To reflect the diversity of suburban geographies, the region is deploying two service formats:
- The first is app-based planned carpooling, available across the region and primarily dedicated to commuting and study trips.
- The second takes a more structured approach: fixed carpooling lines operating in a manner similar to bus services, with designated roadside stops where passengers can wait without prior booking and signal drivers via the app or SMS.
One such corridor already links Cernay-la-Ville, Saint-Quentin-en-Yvelines, Les Ulis and Pont de Sèvres, with further lines scheduled for rollout through 2026.
Financial incentives to drive adoption
As with earlier schemes, financial incentives remain central to the model’s appeal.
Navigo pass holders benefit from two free trips per day, reinforcing the service’s positioning as a public transport complement. Drivers receive subsidies starting at €2 per passenger for trips under 20 km, rising by €0.10 per kilometre up to 30 km, with a per-trip cap of €3 and a monthly ceiling of €200.
Non-subscribed passengers pay only a modest contribution, designed primarily to discourage cancellations rather than recover costs.
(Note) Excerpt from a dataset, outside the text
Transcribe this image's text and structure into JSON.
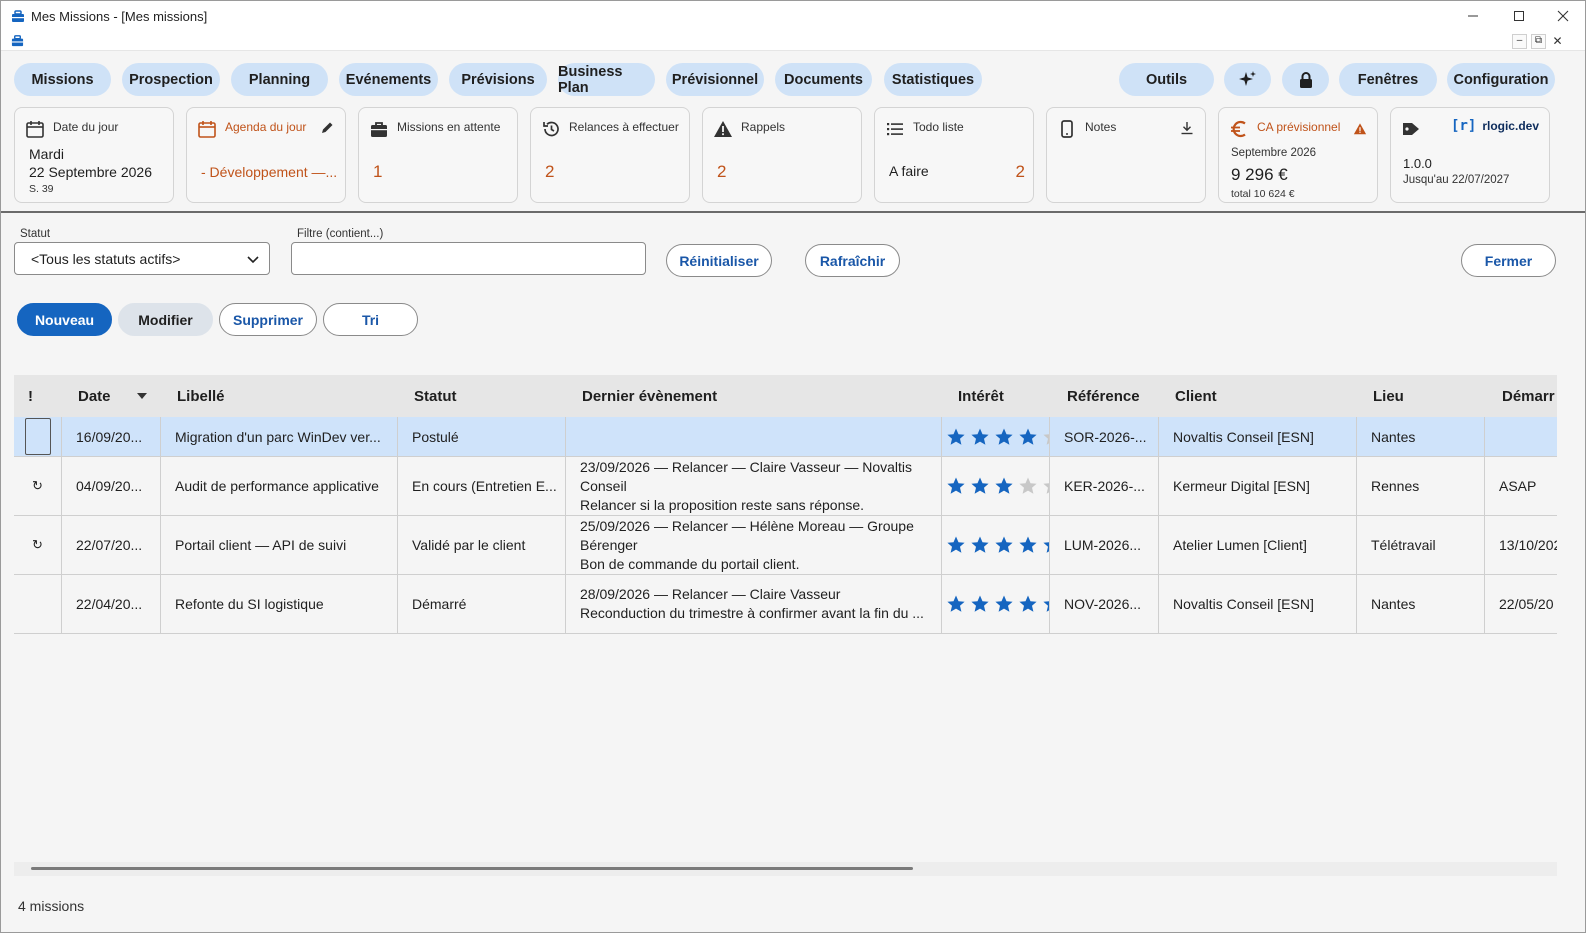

Subsidies are intentionally restricted: they do not apply to trips wholly within Paris, journeys starting or ending outside the region, or corridors already well served by heavy public transport. The pricing structure therefore targets structural gaps rather than competing with rail or metro networks.
Early results show rapid uptake
Although launched discreetly on 1 December, the service has already recorded strong early adoption. It counts around 50,000 registered users and 380,000 completed passenger journeys, representing some 7 million kilometres travelled and nearly 890 tonnes of CO2 emissions avoided.
These figures build on an existing upward trend: in 2025 alone, close to 3.5 million carpooling trips were subsidised across the region’s previous platforms—an increase of 25% year on year—indicating that behavioural change was already gaining momentum.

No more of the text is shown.